To assess the difference in the body shape of the fish species among mesohabitats, a matrix was generated with the average values of the Compression Index (CI) weighted by the species abundance for each sampled site. For this, the CI values of each species were multiplied by the abundance matrix of the 19 species used in PERMANOVA and IndVal using the SYNCSA package (Debastiani and Pillar 2012). Then, an ANOVA was performed on the mean IC values using the interaction between the factors land use and mesohabitat as predictor variables. The assumptions of normality and homogeneity of variance were evaluated and met for all ANOVAs by the Shapiro-Wilk and Levene’s tests, respectively.

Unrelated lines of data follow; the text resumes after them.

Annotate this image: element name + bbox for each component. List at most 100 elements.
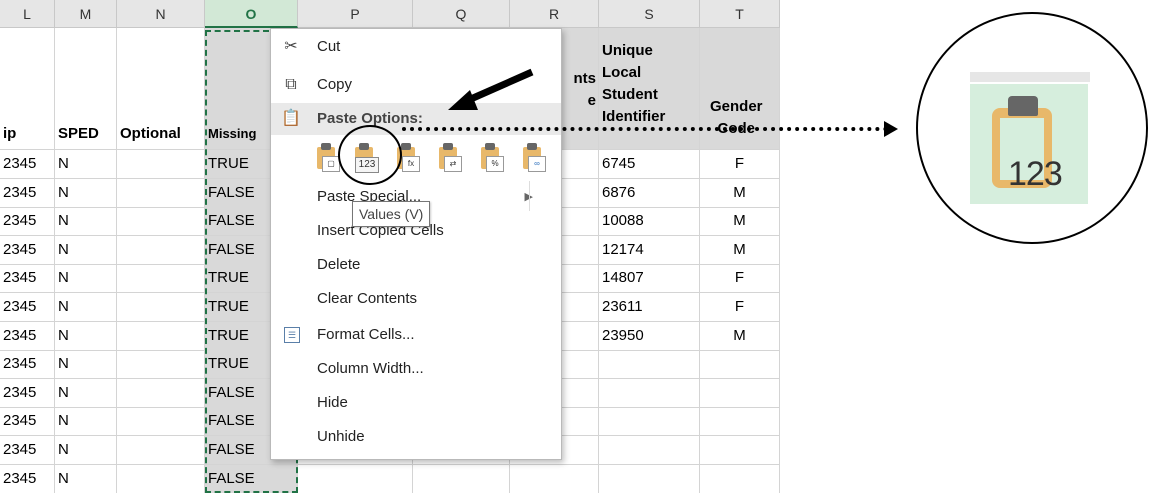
values-tooltip: Values (V)	[352, 201, 431, 227]
paste-formatting-icon[interactable]: %	[477, 141, 504, 172]
column-header-m[interactable]: M	[55, 0, 117, 28]
menu-item-cut[interactable]: ✂ Cut	[271, 31, 561, 63]
paste-link-icon[interactable]: ∞	[519, 141, 546, 172]
column-header-l[interactable]: L	[0, 0, 55, 28]
scissors-icon: ✂	[284, 38, 298, 55]
table-cell-m[interactable]: N	[55, 407, 117, 437]
table-cell-l[interactable]: 2345	[0, 350, 55, 380]
table-cell-t[interactable]	[700, 378, 780, 408]
table-cell-p[interactable]	[298, 464, 413, 493]
table-cell-t[interactable]: M	[700, 178, 780, 208]
table-cell-s[interactable]	[599, 436, 700, 465]
table-cell-s[interactable]: 12174	[599, 235, 700, 265]
table-cell-s[interactable]: 23950	[599, 321, 700, 351]
values-highlight-circle	[338, 125, 402, 185]
header-cell-optional[interactable]: Optional	[117, 28, 205, 150]
table-cell-t[interactable]: M	[700, 207, 780, 237]
table-cell-n[interactable]	[117, 464, 205, 493]
copy-icon: ⧉	[285, 76, 297, 93]
table-cell-n[interactable]	[117, 321, 205, 351]
column-header-r[interactable]: R	[510, 0, 599, 28]
table-cell-t[interactable]: F	[700, 293, 780, 322]
table-cell-m[interactable]: N	[55, 264, 117, 294]
zoomed-paste-values-icon: 123	[916, 12, 1148, 244]
table-cell-n[interactable]	[117, 407, 205, 437]
header-cell-sped[interactable]: SPED	[55, 28, 117, 150]
table-cell-s[interactable]	[599, 378, 700, 408]
table-cell-t[interactable]	[700, 350, 780, 380]
table-cell-s[interactable]	[599, 350, 700, 380]
menu-item-unhide[interactable]: Unhide	[271, 421, 561, 453]
table-cell-l[interactable]: 2345	[0, 321, 55, 351]
table-cell-s[interactable]	[599, 464, 700, 493]
header-cell-unique-local-student-identifier[interactable]: Unique Local Student Identifier	[599, 28, 700, 150]
table-cell-s[interactable]: 23611	[599, 293, 700, 322]
table-cell-l[interactable]: 2345	[0, 150, 55, 179]
table-cell-n[interactable]	[117, 436, 205, 465]
table-cell-l[interactable]: 2345	[0, 207, 55, 237]
header-cell-l[interactable]: ip	[0, 28, 55, 150]
table-cell-o[interactable]: FALSE	[205, 464, 298, 493]
menu-item-delete[interactable]: Delete	[271, 249, 561, 281]
menu-separator	[529, 181, 530, 211]
table-cell-n[interactable]	[117, 207, 205, 237]
table-cell-s[interactable]: 6745	[599, 150, 700, 179]
table-cell-m[interactable]: N	[55, 378, 117, 408]
table-cell-m[interactable]: N	[55, 235, 117, 265]
table-cell-q[interactable]	[413, 464, 510, 493]
menu-item-column-width[interactable]: Column Width...	[271, 353, 561, 385]
column-header-q[interactable]: Q	[413, 0, 510, 28]
table-cell-t[interactable]: F	[700, 264, 780, 294]
table-cell-t[interactable]: F	[700, 150, 780, 179]
table-cell-l[interactable]: 2345	[0, 293, 55, 322]
table-cell-l[interactable]: 2345	[0, 464, 55, 493]
table-cell-n[interactable]	[117, 293, 205, 322]
table-cell-t[interactable]: M	[700, 235, 780, 265]
dotted-connector-line	[402, 127, 888, 131]
table-cell-m[interactable]: N	[55, 178, 117, 208]
column-header-o[interactable]: O	[205, 0, 298, 28]
connector-arrowhead-icon	[884, 121, 898, 137]
column-header-p[interactable]: P	[298, 0, 413, 28]
table-cell-m[interactable]: N	[55, 293, 117, 322]
table-cell-l[interactable]: 2345	[0, 436, 55, 465]
paste-icon[interactable]: ▢	[313, 141, 340, 172]
table-cell-m[interactable]: N	[55, 436, 117, 465]
table-cell-l[interactable]: 2345	[0, 178, 55, 208]
table-cell-n[interactable]	[117, 178, 205, 208]
table-cell-s[interactable]: 6876	[599, 178, 700, 208]
table-cell-t[interactable]	[700, 407, 780, 437]
table-cell-n[interactable]	[117, 235, 205, 265]
annotation-arrow	[448, 68, 534, 110]
column-header-t[interactable]: T	[700, 0, 780, 28]
table-cell-m[interactable]: N	[55, 321, 117, 351]
menu-item-hide[interactable]: Hide	[271, 387, 561, 419]
column-header-s[interactable]: S	[599, 0, 700, 28]
table-cell-s[interactable]: 10088	[599, 207, 700, 237]
table-cell-n[interactable]	[117, 378, 205, 408]
table-cell-t[interactable]: M	[700, 321, 780, 351]
table-cell-l[interactable]: 2345	[0, 235, 55, 265]
table-cell-l[interactable]: 2345	[0, 407, 55, 437]
menu-item-clear-contents[interactable]: Clear Contents	[271, 283, 561, 315]
paste-transpose-icon[interactable]: ⇄	[435, 141, 462, 172]
format-cells-icon: ☰	[284, 327, 300, 343]
table-cell-t[interactable]	[700, 436, 780, 465]
table-cell-m[interactable]: N	[55, 350, 117, 380]
table-cell-n[interactable]	[117, 264, 205, 294]
header-cell-gender-code[interactable]: Gender Code	[700, 28, 780, 150]
table-cell-n[interactable]	[117, 350, 205, 380]
clipboard-icon: 📋	[281, 110, 301, 127]
menu-item-format-cells[interactable]: ☰ Format Cells...	[271, 319, 561, 351]
table-cell-l[interactable]: 2345	[0, 264, 55, 294]
table-cell-m[interactable]: N	[55, 207, 117, 237]
table-cell-r[interactable]	[510, 464, 599, 493]
table-cell-m[interactable]: N	[55, 464, 117, 493]
table-cell-l[interactable]: 2345	[0, 378, 55, 408]
table-cell-s[interactable]	[599, 407, 700, 437]
table-cell-n[interactable]	[117, 150, 205, 179]
table-cell-m[interactable]: N	[55, 150, 117, 179]
table-cell-s[interactable]: 14807	[599, 264, 700, 294]
column-header-n[interactable]: N	[117, 0, 205, 28]
table-cell-t[interactable]	[700, 464, 780, 493]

To verify whether the composition of fish species was related to the proximity among sampling sites, we performed a Mantel correlogram with the hydrological distance among all sites using the mpmcorrelogram package (Matesanz et al. 2011). The species composition matrix was generated through the Bray-Curtis distance calculated on the Hellinger standardization of the species abundance. The hydrological distance was obtained from the calculation of the distance, in kilometers, between the collection points in the QGIS program (QGIS Development Team 2018), using the stream network of the Pirapó River basin, downloaded from the website of the Instituto Água e terra do Paraná (IAT 2021), and the geographical coordinates of the collection points. We performed all analyses in the R program (R Core Team 2020). The PCA and MANOVA were performed using the stats package, while the vegan package (Oksanen et al. 2020) was used to running the ANOVAs, PERMANOVA, PERMDISP, and envfit function. All graphics were generated by the ggplot2 package (Wickham 2016).